Memorie della Grande Guerra: la disillusione

I modi con cui gli alpini del Susa conquistarono il Vrata sconcertarono gli austriaci. I nostri avevano liquidato le sentinelle dopo un avvicinamento protetto dalla nebbia cogliendo nel pieno sonno due compagnie di bosno-erzegovesi. I rincalzi ungheresi non si mostrarono all’altezza della situazione ed il contrattacco avvenne con 24 ore di ritardo. La strategia di Cadorna enfatizzava la forte volontà nell’eseguire gli ordini a prescindere dagli intendimenti dell’avversario, nella convinzione (tutta spiritualista) che, ove a una perfetta pianificazione fosse seguita una decisa attuazione del piano, per ciò stesso si sarebbe piegata la volontà nemica. Tale approccio finiva col prescindere da ogni tipo di conoscenza delle forze nemiche. Sarebbe presto subentrata una grave disillusione.

Si prefigurava un conflitto in cui la forza militare italiana era notevole ma non disponeva degli ausili conoscitivi atti a massimizzare il suo impiego mentre l’austriaco accettava di competere con forze minori su più fronti perché conosceva l’avversario e le sue capacità.

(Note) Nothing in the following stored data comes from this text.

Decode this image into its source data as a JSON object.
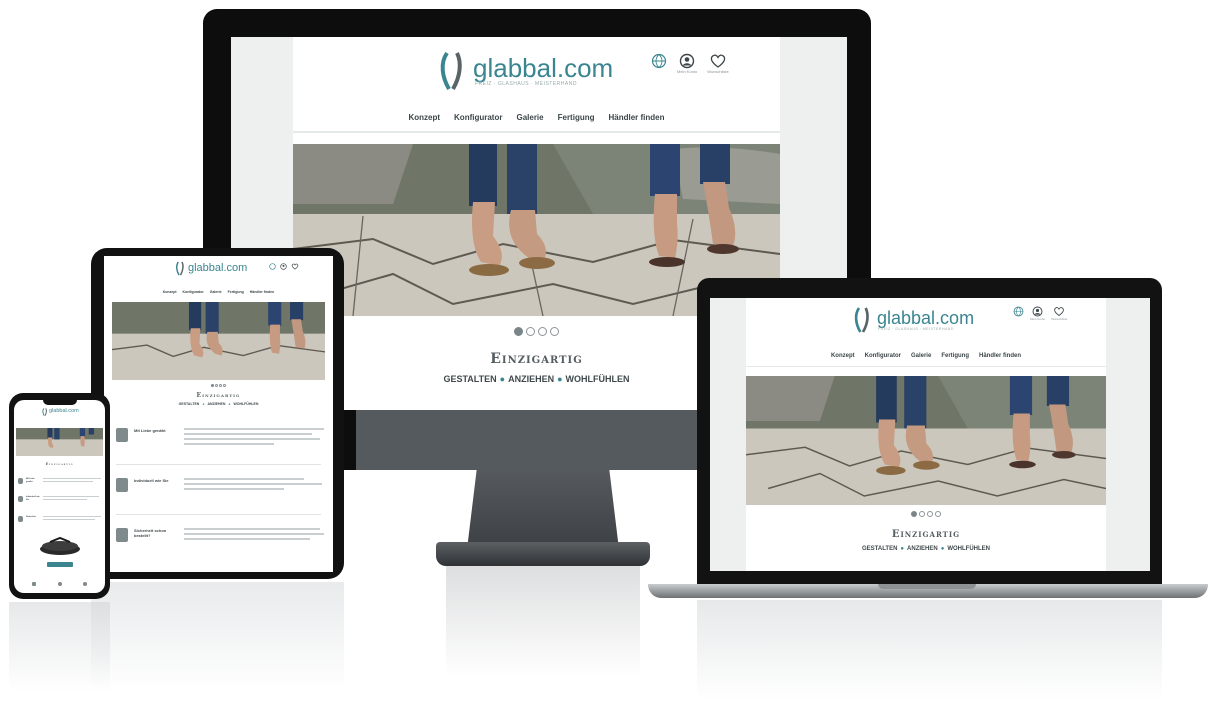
{
  "brand": {
    "name": "glabbal.com",
    "tagline": "FREIZ · GLASHAUS · MEISTERHAND"
  },
  "colors": {
    "brand_teal": "#3a8590",
    "gutter": "#eef0f0",
    "bezel": "#0d0d0e"
  },
  "header": {
    "language_icon": "globe-icon",
    "account_icon": "user-icon",
    "account_label": "Mein Konto",
    "wishlist_icon": "heart-icon",
    "wishlist_label": "Wunschliste"
  },
  "nav": {
    "items": [
      {
        "label": "Konzept"
      },
      {
        "label": "Konfigurator"
      },
      {
        "label": "Galerie"
      },
      {
        "label": "Fertigung"
      },
      {
        "label": "Händler finden"
      }
    ]
  },
  "hero": {
    "slides_total": 4,
    "active_slide": 1,
    "headline": "Einzigartig",
    "sub_items": [
      "GESTALTEN",
      "ANZIEHEN",
      "WOHLFÜHLEN"
    ],
    "separator": "●"
  },
  "tablet_sections": [
    {
      "label": "Mit Liebe genäht"
    },
    {
      "label": "Individuell wie Sie"
    },
    {
      "label": "Sicherheit schon bestellt?"
    }
  ],
  "phone_sections": [
    {
      "label": "Mit Liebe genäht"
    },
    {
      "label": "Individuell wie Sie"
    },
    {
      "label": "Sicherheit"
    }
  ]
}
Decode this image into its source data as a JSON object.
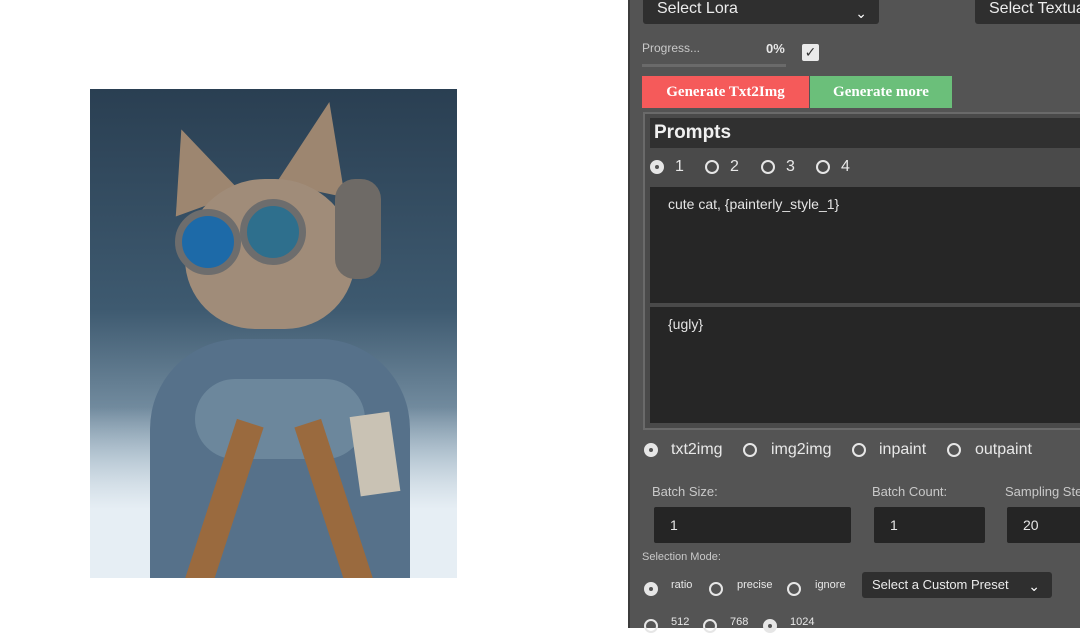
{
  "image": {
    "subject_icon": "cat-photo"
  },
  "top": {
    "lora_select": "Select Lora",
    "textual_select": "Select Textual"
  },
  "progress": {
    "label": "Progress...",
    "value_text": "0%",
    "value": 0,
    "checked": true
  },
  "buttons": {
    "generate": "Generate Txt2Img",
    "generate_more": "Generate more",
    "generate_color": "#f55a5a",
    "more_color": "#6bbf7a"
  },
  "prompts": {
    "title": "Prompts",
    "tabs": [
      "1",
      "2",
      "3",
      "4"
    ],
    "selected_tab": "1",
    "positive": "cute cat, {painterly_style_1}",
    "negative": "{ugly}"
  },
  "modes": {
    "options": [
      "txt2img",
      "img2img",
      "inpaint",
      "outpaint"
    ],
    "selected": "txt2img"
  },
  "settings": {
    "batch_size_label": "Batch Size:",
    "batch_size": "1",
    "batch_count_label": "Batch Count:",
    "batch_count": "1",
    "sampling_steps_label": "Sampling Ste",
    "sampling_steps": "20"
  },
  "selection": {
    "label": "Selection Mode:",
    "options": [
      "ratio",
      "precise",
      "ignore"
    ],
    "selected": "ratio",
    "preset": "Select a Custom Preset"
  },
  "sizes": {
    "options": [
      "512",
      "768",
      "1024"
    ],
    "selected": "1024"
  }
}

Lo sbalzo offensivo italiano si spinse fino a Caporetto ma non conquistò il Monte Nero. Agli inizi di giugno le unità italiane entrarono in contatto con il sistema trincerato austriaco e si segnalarono da subito grandi difficoltà nell’avanzata. In meno di tre settimane la guerra italiana era passata da guerra di movimento a piccola guerra di frontiera per poi adattarsi alla guerra statica delle trincee. I risultati sino a giugno evidenziavano i migliori esiti nell’Alto Isonzo. Qui il fiume era stato guadato e c’era una testa di ponte a Plava. Ogni notte gli italiani gettavano ponti che al mattino venivano distrutti, poi l’artiglieria avanzò e mise a tacere le batterie nemiche. Ciò sorprese gli austriaci, abituati alla poco numerosa artiglieria serba. Funzionarono invece bene per gli austriaci i contrattacchi notturni e mattinieri, piccoli ma continui, che costrinsero l’esercito italiano a bloccarsi.

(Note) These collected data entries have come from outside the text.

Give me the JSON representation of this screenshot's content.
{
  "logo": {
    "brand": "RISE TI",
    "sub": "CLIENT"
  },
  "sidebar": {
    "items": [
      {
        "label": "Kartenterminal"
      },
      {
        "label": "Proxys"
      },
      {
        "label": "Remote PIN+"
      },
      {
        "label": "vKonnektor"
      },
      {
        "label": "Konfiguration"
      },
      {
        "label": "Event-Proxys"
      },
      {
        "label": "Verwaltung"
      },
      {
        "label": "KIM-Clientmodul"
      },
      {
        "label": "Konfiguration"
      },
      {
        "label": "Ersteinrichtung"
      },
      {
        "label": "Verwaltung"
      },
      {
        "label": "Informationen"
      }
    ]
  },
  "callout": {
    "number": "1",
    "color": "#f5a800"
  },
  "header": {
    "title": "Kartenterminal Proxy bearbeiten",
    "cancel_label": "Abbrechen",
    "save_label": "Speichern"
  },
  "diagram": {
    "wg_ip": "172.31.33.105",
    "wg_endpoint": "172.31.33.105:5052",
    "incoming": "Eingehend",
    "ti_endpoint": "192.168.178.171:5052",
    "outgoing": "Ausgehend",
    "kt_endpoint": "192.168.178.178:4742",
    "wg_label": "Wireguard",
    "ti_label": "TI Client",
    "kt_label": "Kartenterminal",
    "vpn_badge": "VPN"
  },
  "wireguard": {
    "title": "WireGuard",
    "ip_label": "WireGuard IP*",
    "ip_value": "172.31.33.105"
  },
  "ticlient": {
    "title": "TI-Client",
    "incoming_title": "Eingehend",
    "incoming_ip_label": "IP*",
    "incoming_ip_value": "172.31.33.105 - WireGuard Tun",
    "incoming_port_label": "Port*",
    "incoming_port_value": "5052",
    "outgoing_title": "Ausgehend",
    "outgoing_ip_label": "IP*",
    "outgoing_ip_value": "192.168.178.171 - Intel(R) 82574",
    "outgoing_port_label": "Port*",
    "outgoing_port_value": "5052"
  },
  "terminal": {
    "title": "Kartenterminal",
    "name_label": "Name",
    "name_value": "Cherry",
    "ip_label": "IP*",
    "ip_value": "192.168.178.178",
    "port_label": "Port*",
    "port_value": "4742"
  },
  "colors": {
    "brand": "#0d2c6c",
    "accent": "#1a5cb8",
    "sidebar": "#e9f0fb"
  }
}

Boroevic continuò a sfruttar sempre il suo efficiente servizio informativo, sapeva anche che Cadorna era in difficoltà con l’opinione pubblica italiana. Per il generale italiano la guerra sarebbe proseguita come avanzata metodica e lenta, si sarebbe combattuto per molto tempo e questo significava lo stravolgimento delle convinzioni e dei propositi che avevano portato all’alba del conflitto. Per gli austriaci era diverso, la guerra si stava combattendo così come essi avevano previsto. L’efficienza delle truppe a Plava e sul Monte Nero generò un generale entusiasmo, destinato presto a scemare. I fanti italiani scavavano in posizione sdraiata con le loro vanghette di giorno e di notte usavano pale, picconi e perforatrici con rischi sempre enormi. I risultati, a giugno, furono modesti nell’Alto Isonzo e le truppe parvero già stremate. Numerose erano state le furiose lotte corpo a corpo ma la difesa austriaca resse bene cedendo poco territorio.

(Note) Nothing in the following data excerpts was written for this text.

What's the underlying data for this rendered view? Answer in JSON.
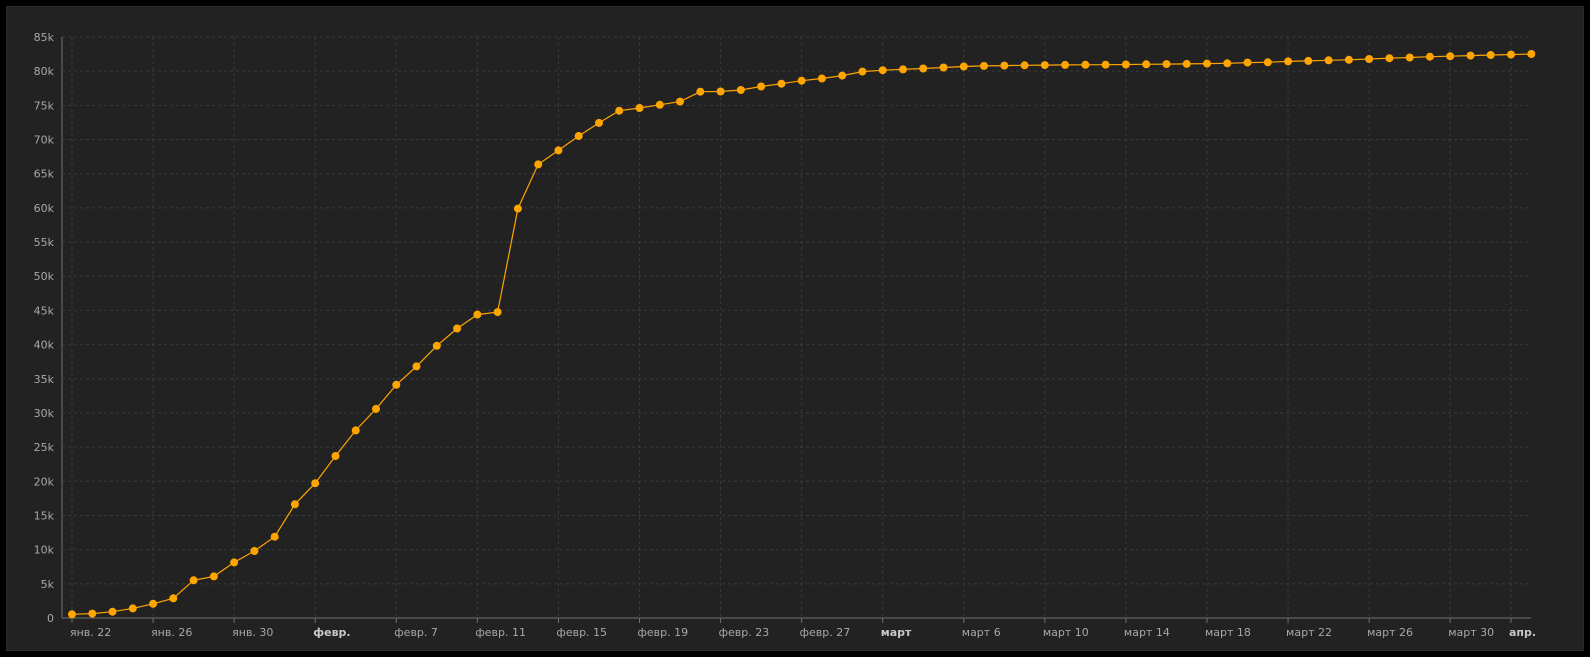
{
  "chart_data": {
    "type": "line",
    "title": "",
    "xlabel": "",
    "ylabel": "",
    "x_start": "2020-01-22",
    "x_end": "2020-04-02",
    "ylim": [
      0,
      85000
    ],
    "y_ticks": [
      {
        "value": 0,
        "label": "0"
      },
      {
        "value": 5000,
        "label": "5k"
      },
      {
        "value": 10000,
        "label": "10k"
      },
      {
        "value": 15000,
        "label": "15k"
      },
      {
        "value": 20000,
        "label": "20k"
      },
      {
        "value": 25000,
        "label": "25k"
      },
      {
        "value": 30000,
        "label": "30k"
      },
      {
        "value": 35000,
        "label": "35k"
      },
      {
        "value": 40000,
        "label": "40k"
      },
      {
        "value": 45000,
        "label": "45k"
      },
      {
        "value": 50000,
        "label": "50k"
      },
      {
        "value": 55000,
        "label": "55k"
      },
      {
        "value": 60000,
        "label": "60k"
      },
      {
        "value": 65000,
        "label": "65k"
      },
      {
        "value": 70000,
        "label": "70k"
      },
      {
        "value": 75000,
        "label": "75k"
      },
      {
        "value": 80000,
        "label": "80k"
      },
      {
        "value": 85000,
        "label": "85k"
      }
    ],
    "x_ticks": [
      {
        "date": "2020-01-22",
        "label": "янв. 22",
        "major": false
      },
      {
        "date": "2020-01-26",
        "label": "янв. 26",
        "major": false
      },
      {
        "date": "2020-01-30",
        "label": "янв. 30",
        "major": false
      },
      {
        "date": "2020-02-03",
        "label": "февр.",
        "major": true
      },
      {
        "date": "2020-02-07",
        "label": "февр. 7",
        "major": false
      },
      {
        "date": "2020-02-11",
        "label": "февр. 11",
        "major": false
      },
      {
        "date": "2020-02-15",
        "label": "февр. 15",
        "major": false
      },
      {
        "date": "2020-02-19",
        "label": "февр. 19",
        "major": false
      },
      {
        "date": "2020-02-23",
        "label": "февр. 23",
        "major": false
      },
      {
        "date": "2020-02-27",
        "label": "февр. 27",
        "major": false
      },
      {
        "date": "2020-03-02",
        "label": "март",
        "major": true
      },
      {
        "date": "2020-03-06",
        "label": "март 6",
        "major": false
      },
      {
        "date": "2020-03-10",
        "label": "март 10",
        "major": false
      },
      {
        "date": "2020-03-14",
        "label": "март 14",
        "major": false
      },
      {
        "date": "2020-03-18",
        "label": "март 18",
        "major": false
      },
      {
        "date": "2020-03-22",
        "label": "март 22",
        "major": false
      },
      {
        "date": "2020-03-26",
        "label": "март 26",
        "major": false
      },
      {
        "date": "2020-03-30",
        "label": "март 30",
        "major": false
      },
      {
        "date": "2020-04-02",
        "label": "апр.",
        "major": true
      }
    ],
    "grid": true,
    "legend": "none",
    "series": [
      {
        "color": "#ffa500",
        "x": [
          "2020-01-22",
          "2020-01-23",
          "2020-01-24",
          "2020-01-25",
          "2020-01-26",
          "2020-01-27",
          "2020-01-28",
          "2020-01-29",
          "2020-01-30",
          "2020-01-31",
          "2020-02-01",
          "2020-02-02",
          "2020-02-03",
          "2020-02-04",
          "2020-02-05",
          "2020-02-06",
          "2020-02-07",
          "2020-02-08",
          "2020-02-09",
          "2020-02-10",
          "2020-02-11",
          "2020-02-12",
          "2020-02-13",
          "2020-02-14",
          "2020-02-15",
          "2020-02-16",
          "2020-02-17",
          "2020-02-18",
          "2020-02-19",
          "2020-02-20",
          "2020-02-21",
          "2020-02-22",
          "2020-02-23",
          "2020-02-24",
          "2020-02-25",
          "2020-02-26",
          "2020-02-27",
          "2020-02-28",
          "2020-02-29",
          "2020-03-01",
          "2020-03-02",
          "2020-03-03",
          "2020-03-04",
          "2020-03-05",
          "2020-03-06",
          "2020-03-07",
          "2020-03-08",
          "2020-03-09",
          "2020-03-10",
          "2020-03-11",
          "2020-03-12",
          "2020-03-13",
          "2020-03-14",
          "2020-03-15",
          "2020-03-16",
          "2020-03-17",
          "2020-03-18",
          "2020-03-19",
          "2020-03-20",
          "2020-03-21",
          "2020-03-22",
          "2020-03-23",
          "2020-03-24",
          "2020-03-25",
          "2020-03-26",
          "2020-03-27",
          "2020-03-28",
          "2020-03-29",
          "2020-03-30",
          "2020-03-31",
          "2020-04-01",
          "2020-04-02",
          "2020-04-03"
        ],
        "values": [
          548,
          643,
          920,
          1406,
          2075,
          2877,
          5509,
          6087,
          8141,
          9802,
          11891,
          16630,
          19716,
          23707,
          27440,
          30587,
          34110,
          36814,
          39829,
          42354,
          44386,
          44759,
          59895,
          66358,
          68413,
          70513,
          72434,
          74211,
          74619,
          75077,
          75550,
          77001,
          77022,
          77241,
          77754,
          78166,
          78600,
          78928,
          79356,
          79932,
          80136,
          80261,
          80386,
          80537,
          80690,
          80770,
          80823,
          80860,
          80887,
          80921,
          80932,
          80945,
          80977,
          81003,
          81033,
          81058,
          81102,
          81156,
          81250,
          81305,
          81435,
          81498,
          81591,
          81661,
          81782,
          81897,
          81999,
          82122,
          82198,
          82279,
          82361,
          82432,
          82511
        ]
      }
    ]
  }
}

Cadorna insistette sull’assoluta necessità di mantenere riservatezza sulle operazioni in preparazione ma ciò valse a poco. All’impreparazione dell’esercito su campi di battaglia del genere corrispondeva la difficoltà della società civile a rapportarsi con quel fenomeno. Non era una guerra rapida né limitata su un fronte localizzato, era invece un conflitto di lunga durata, con costi umani ed economici destinati a crescere. La capacità del fante di reggere le sofferenze di tali combattimenti non riuscivano ad essere colte lontano dal fronte. Le operazioni stavano inutilmente logorando gli italiani in continui assalti sanguinosamente ripetuti contro gli stessi obbiettivi e falliti dinanzi agli stessi ostacoli nonostante l’appoggio dell’artiglieria.

A Tolmino, 24 ore di bombardamento, non erano serviti. Attacchi venivano ripetuti anche cinque volte sullo stesso punto sempre privi di risultati. Una fascia fitta e profonda di reticolata fermò l’assalto al Monte Rosso del 14 agosto 1915 ed un’altra, soggetta a ripetuti bombardamenti, bloccò due volte l’attacco sul Mrzli.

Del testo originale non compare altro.